I wanted to smash it, to throw it against the wall, to destroy this insidious device that held the key to her silence. But then, if I destroyed it, how would I know if she ever messaged? How would I know if she ever came back?

I hated this digital tether, this constant, agonizing hope. I hated that I was reduced to checking my phone like a lovesick teenager.

I grabbed a bottle of scotch from the mini-fridge in my office, pouring myself a generous measure. The amber liquid burned going down, a welcome heat that momentarily numbed the cold ache in my chest.

She's just being dramatic, I told myself, swirling the scotch in my glass. She always was. She'll realize she needs me. She always does.

But the words felt hollow, even to me. They were lies I' d been telling myself for years. Lies that had kept me in control, kept her close, kept her dependent.

I picked up the cracked phone again, my fingers trembling. The screen flickered, but the images were still there. My gallery. Hundreds of photos. Most of them with Chelsea.

Chelsea, a gangly teenager, beaming proudly next to her first completed dress design. Chelsea, her face smeared with paint, laughing as I tried to sketch her. Chelsea, her platinum hair now, a defiant streak against the backdrop of our old house.

I scrolled, my thumb tracing her image. Her smile, her eyes, her quiet strength that I had so carelessly taken for granted.

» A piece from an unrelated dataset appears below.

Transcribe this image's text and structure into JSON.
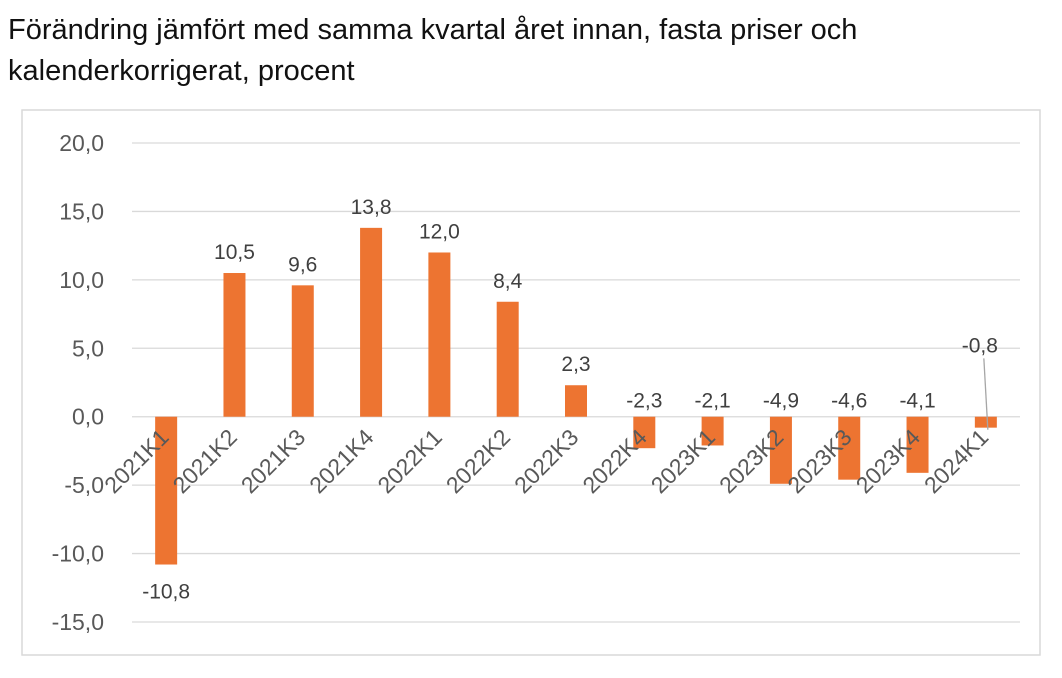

I remembered her telling me about Parsons, her dreams of New York. I had scoffed, dismissed it as a phase, another one of her fanciful notions. Another way to keep her tethered to me.

This is sick, Chelsea! I'm your brother! My own words, echoing in my head, a cruel, mocking refrain. The way I had torn her designs, her heart. The way I had pushed her away, time and time again, always expecting her to rebound, to return, to orbit my life.

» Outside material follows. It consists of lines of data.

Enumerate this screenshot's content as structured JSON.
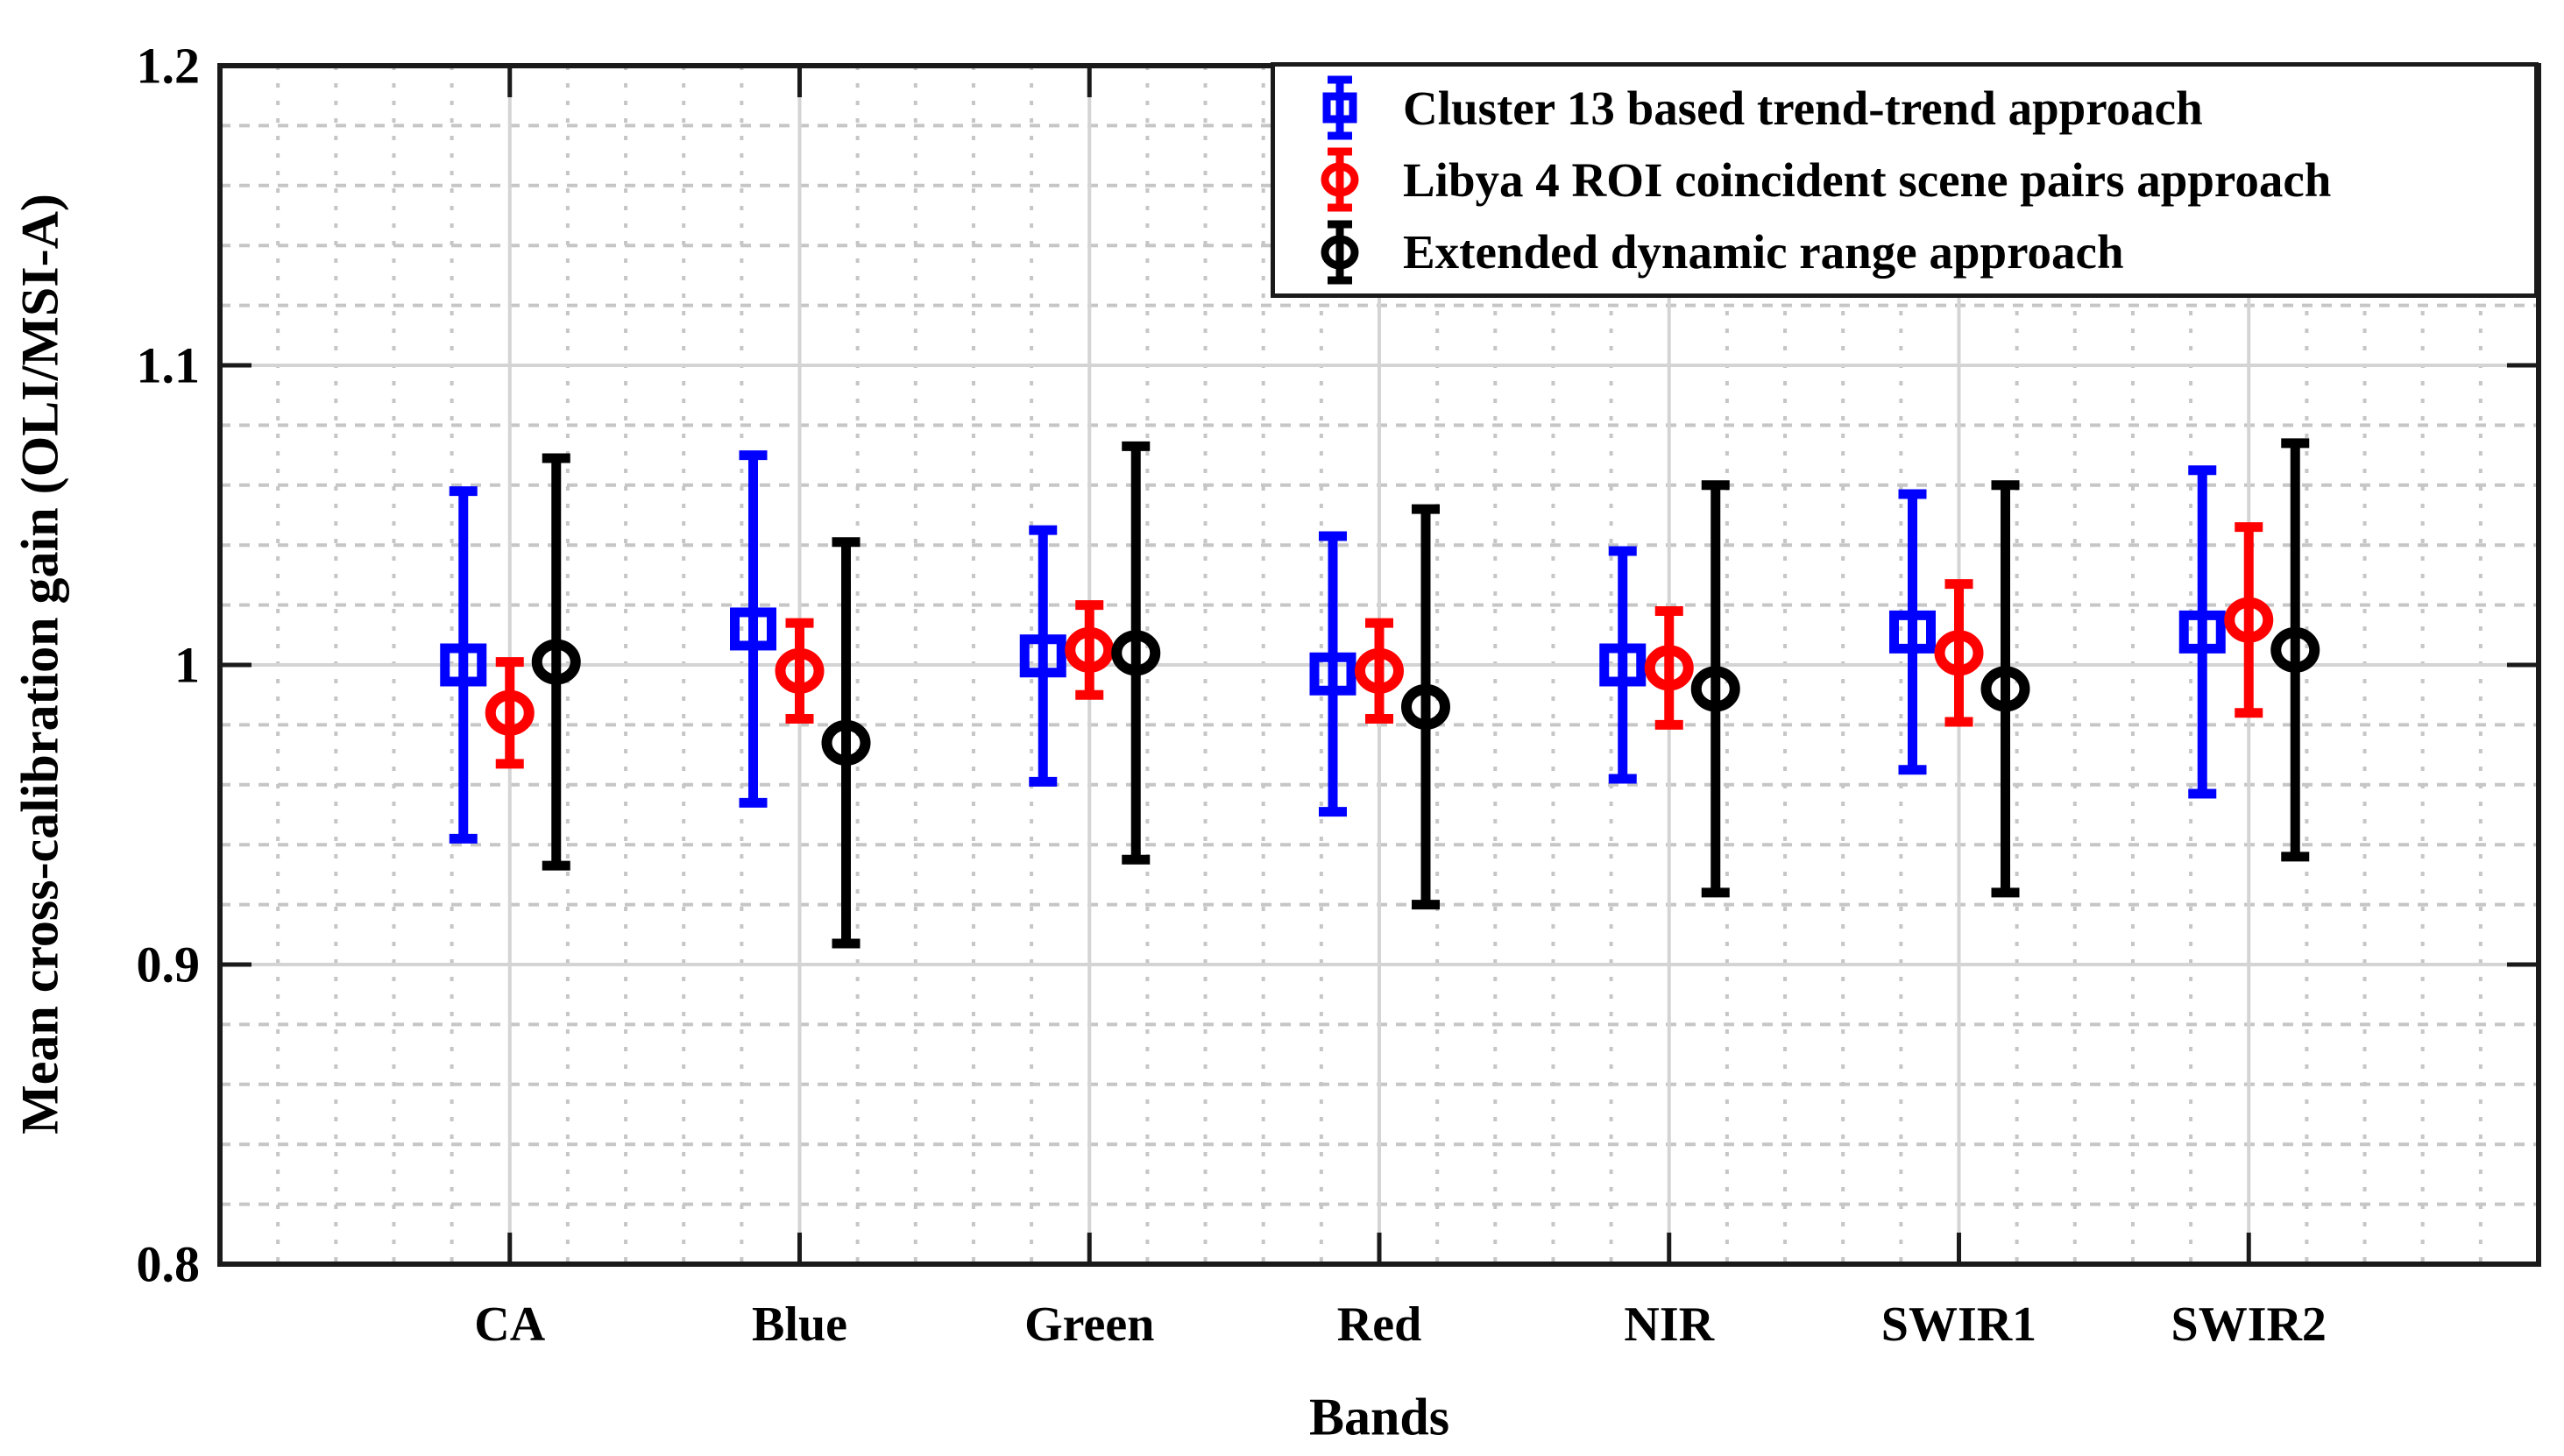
{
  "figure": {
    "ylabel": "Mean cross-calibration gain (OLI/MSI-A)",
    "xlabel": "Bands"
  },
  "legend": {
    "entries": [
      {
        "label": "Cluster 13 based trend-trend approach"
      },
      {
        "label": "Libya 4 ROI coincident scene pairs approach"
      },
      {
        "label": "Extended dynamic range approach"
      }
    ]
  },
  "chart_data": {
    "type": "scatter",
    "subtype": "errorbar",
    "title": "",
    "xlabel": "Bands",
    "ylabel": "Mean cross-calibration gain (OLI/MSI-A)",
    "categories": [
      "CA",
      "Blue",
      "Green",
      "Red",
      "NIR",
      "SWIR1",
      "SWIR2"
    ],
    "ylim": [
      0.8,
      1.2
    ],
    "yticks": [
      0.8,
      0.9,
      1.0,
      1.1,
      1.2
    ],
    "ytick_labels": [
      "0.8",
      "0.9",
      "1",
      "1.1",
      "1.2"
    ],
    "grid": {
      "major_y": [
        0.9,
        1.0,
        1.1
      ],
      "minor_y_step": 0.02,
      "x_minor_divisions_per_band": 5,
      "major_x_at_band_centers": true
    },
    "legend_position": "top-right",
    "series": [
      {
        "name": "Cluster 13 based trend-trend approach",
        "color": "#0000ff",
        "marker": "square",
        "values": [
          1.0,
          1.012,
          1.003,
          0.997,
          1.0,
          1.011,
          1.011
        ],
        "errors": [
          0.058,
          0.058,
          0.042,
          0.046,
          0.038,
          0.046,
          0.054
        ]
      },
      {
        "name": "Libya 4 ROI coincident scene pairs approach",
        "color": "#ff0000",
        "marker": "circle",
        "values": [
          0.984,
          0.998,
          1.005,
          0.998,
          0.999,
          1.004,
          1.015
        ],
        "errors": [
          0.017,
          0.016,
          0.015,
          0.016,
          0.019,
          0.023,
          0.031
        ]
      },
      {
        "name": "Extended dynamic range approach",
        "color": "#000000",
        "marker": "circle",
        "values": [
          1.001,
          0.974,
          1.004,
          0.986,
          0.992,
          0.992,
          1.005
        ],
        "errors": [
          0.068,
          0.067,
          0.069,
          0.066,
          0.068,
          0.068,
          0.069
        ]
      }
    ]
  }
}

My eyes landed on a photo of her and me, taken years ago. She was maybe sixteen, leaning against me, her head on my shoulder, a shy, happy smile on her face. I had my arm around her, a protective gesture. She had looked up at me then, her eyes full of adoration. Full of love. The kind of love I had so casually rejected, so brutally trampled.

A wave of nausea washed over me. I couldn't delete these photos. I couldn't. They were all I had left.

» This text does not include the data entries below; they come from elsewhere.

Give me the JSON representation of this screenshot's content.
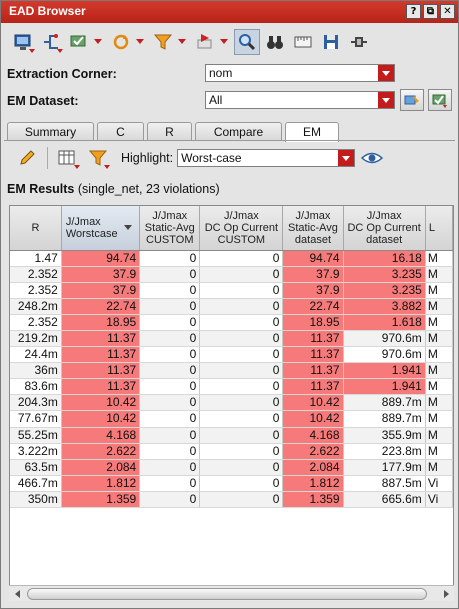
{
  "window": {
    "title": "EAD Browser"
  },
  "titlebar_buttons": [
    "?",
    "⧉",
    "✕"
  ],
  "extraction_corner": {
    "label": "Extraction Corner:",
    "value": "nom"
  },
  "em_dataset": {
    "label": "EM Dataset:",
    "value": "All"
  },
  "tabs": [
    {
      "label": "Summary",
      "active": false
    },
    {
      "label": "C",
      "active": false
    },
    {
      "label": "R",
      "active": false
    },
    {
      "label": "Compare",
      "active": false
    },
    {
      "label": "EM",
      "active": true
    }
  ],
  "highlight": {
    "label": "Highlight:",
    "value": "Worst-case"
  },
  "results": {
    "title": "EM Results",
    "detail": "(single_net, 23 violations)"
  },
  "columns": [
    {
      "id": "r",
      "label": "R"
    },
    {
      "id": "worst",
      "label": "J/Jmax\nWorstcase"
    },
    {
      "id": "static_custom",
      "label": "J/Jmax\nStatic-Avg\nCUSTOM"
    },
    {
      "id": "dcop_custom",
      "label": "J/Jmax\nDC Op Current\nCUSTOM"
    },
    {
      "id": "static_ds",
      "label": "J/Jmax\nStatic-Avg\ndataset"
    },
    {
      "id": "dcop_ds",
      "label": "J/Jmax\nDC Op Current\ndataset"
    },
    {
      "id": "last",
      "label": "L"
    }
  ],
  "rows": [
    {
      "r": "1.47",
      "worst": "94.74",
      "static_custom": "0",
      "dcop_custom": "0",
      "static_ds": "94.74",
      "dcop_ds": "16.18",
      "last": "M",
      "red": [
        1,
        4,
        5
      ]
    },
    {
      "r": "2.352",
      "worst": "37.9",
      "static_custom": "0",
      "dcop_custom": "0",
      "static_ds": "37.9",
      "dcop_ds": "3.235",
      "last": "M",
      "red": [
        1,
        4,
        5
      ]
    },
    {
      "r": "2.352",
      "worst": "37.9",
      "static_custom": "0",
      "dcop_custom": "0",
      "static_ds": "37.9",
      "dcop_ds": "3.235",
      "last": "M",
      "red": [
        1,
        4,
        5
      ]
    },
    {
      "r": "248.2m",
      "worst": "22.74",
      "static_custom": "0",
      "dcop_custom": "0",
      "static_ds": "22.74",
      "dcop_ds": "3.882",
      "last": "M",
      "red": [
        1,
        4,
        5
      ]
    },
    {
      "r": "2.352",
      "worst": "18.95",
      "static_custom": "0",
      "dcop_custom": "0",
      "static_ds": "18.95",
      "dcop_ds": "1.618",
      "last": "M",
      "red": [
        1,
        4,
        5
      ]
    },
    {
      "r": "219.2m",
      "worst": "11.37",
      "static_custom": "0",
      "dcop_custom": "0",
      "static_ds": "11.37",
      "dcop_ds": "970.6m",
      "last": "M",
      "red": [
        1,
        4
      ]
    },
    {
      "r": "24.4m",
      "worst": "11.37",
      "static_custom": "0",
      "dcop_custom": "0",
      "static_ds": "11.37",
      "dcop_ds": "970.6m",
      "last": "M",
      "red": [
        1,
        4
      ]
    },
    {
      "r": "36m",
      "worst": "11.37",
      "static_custom": "0",
      "dcop_custom": "0",
      "static_ds": "11.37",
      "dcop_ds": "1.941",
      "last": "M",
      "red": [
        1,
        4,
        5
      ]
    },
    {
      "r": "83.6m",
      "worst": "11.37",
      "static_custom": "0",
      "dcop_custom": "0",
      "static_ds": "11.37",
      "dcop_ds": "1.941",
      "last": "M",
      "red": [
        1,
        4,
        5
      ]
    },
    {
      "r": "204.3m",
      "worst": "10.42",
      "static_custom": "0",
      "dcop_custom": "0",
      "static_ds": "10.42",
      "dcop_ds": "889.7m",
      "last": "M",
      "red": [
        1,
        4
      ]
    },
    {
      "r": "77.67m",
      "worst": "10.42",
      "static_custom": "0",
      "dcop_custom": "0",
      "static_ds": "10.42",
      "dcop_ds": "889.7m",
      "last": "M",
      "red": [
        1,
        4
      ]
    },
    {
      "r": "55.25m",
      "worst": "4.168",
      "static_custom": "0",
      "dcop_custom": "0",
      "static_ds": "4.168",
      "dcop_ds": "355.9m",
      "last": "M",
      "red": [
        1,
        4
      ]
    },
    {
      "r": "3.222m",
      "worst": "2.622",
      "static_custom": "0",
      "dcop_custom": "0",
      "static_ds": "2.622",
      "dcop_ds": "223.8m",
      "last": "M",
      "red": [
        1,
        4
      ]
    },
    {
      "r": "63.5m",
      "worst": "2.084",
      "static_custom": "0",
      "dcop_custom": "0",
      "static_ds": "2.084",
      "dcop_ds": "177.9m",
      "last": "M",
      "red": [
        1,
        4
      ]
    },
    {
      "r": "466.7m",
      "worst": "1.812",
      "static_custom": "0",
      "dcop_custom": "0",
      "static_ds": "1.812",
      "dcop_ds": "887.5m",
      "last": "Vi",
      "red": [
        1,
        4
      ]
    },
    {
      "r": "350m",
      "worst": "1.359",
      "static_custom": "0",
      "dcop_custom": "0",
      "static_ds": "1.359",
      "dcop_ds": "665.6m",
      "last": "Vi",
      "red": [
        1,
        4
      ]
    }
  ],
  "colors": {
    "titlebar": "#c62b1f",
    "violation": "#f67a7a",
    "accent": "#c41c1c"
  },
  "icons": [
    "launch-icon",
    "probe-net-icon",
    "check-icon",
    "refresh-icon",
    "filter-icon",
    "flag-icon",
    "zoom-icon",
    "binoculars-icon",
    "ruler-icon",
    "save-icon",
    "plug-icon"
  ]
}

I fell asleep in my office chair, the empty scotch bottle clutched in my hand, the cracked phone lying uselessly beside me.

My dreams were a torment. Chelsea. She was walking away, her platinum hair shining under a brilliant sun. I called her name, desperate, pleading. But she didn't turn. She just kept walking, further and further, until she was a tiny speck on the horizon, then gone. I ran, my legs heavy, unable to catch her. The harder I ran, the further she seemed to get.

I woke with a gasp, my heart hammering against my ribs. The office was dark, the city lights blurred through the window. The cold reality crashed over me. She was gone. Not just from the house, but from my life.

I drove home, the streets eerily empty. The house was dark, silent. Kamryn must have stayed at her parents'. Or perhaps, she was simply gone too. It didn't matter. The only absence that truly mattered was Chelsea's.

I walked into her room. Empty. Stripped bare. No fabric, no sketches, no scent of her art. Just bare walls, a lingering echo of silence. She had truly erased herself.

Then, on her bed, I saw it. A small, neatly folded note. My name, "Holden," scrawled across the front in her familiar handwriting.

My fingers trembled as I picked it up, my eyes scanning the short, brutal message.

"I'm gone. Don't look for me. Live your lives. I'll live mine."

The words hit me like a physical blow, knocking the air from my lungs. Gone. Don't look for me. Live your lives.

Panic, cold and sharp, seized me. My head reeled. She hadn't just left. She had vanished. Erased herself completely.

I tried calling her. The number was disconnected. I tried texting. The messages failed to deliver. I desperately searched for her on social media. Her accounts were gone. Wiped clean.

She was gone. And it was my fault. All of it.

A profound, agonizing realization settled over me. I had driven her away. My contempt, my possessiveness, my cruel dismissals. I had pushed her to the edge, and she had finally jumped.

And now, for the first time, I felt it. Not just her absence. But the terrifying, blinding pain of losing her forever.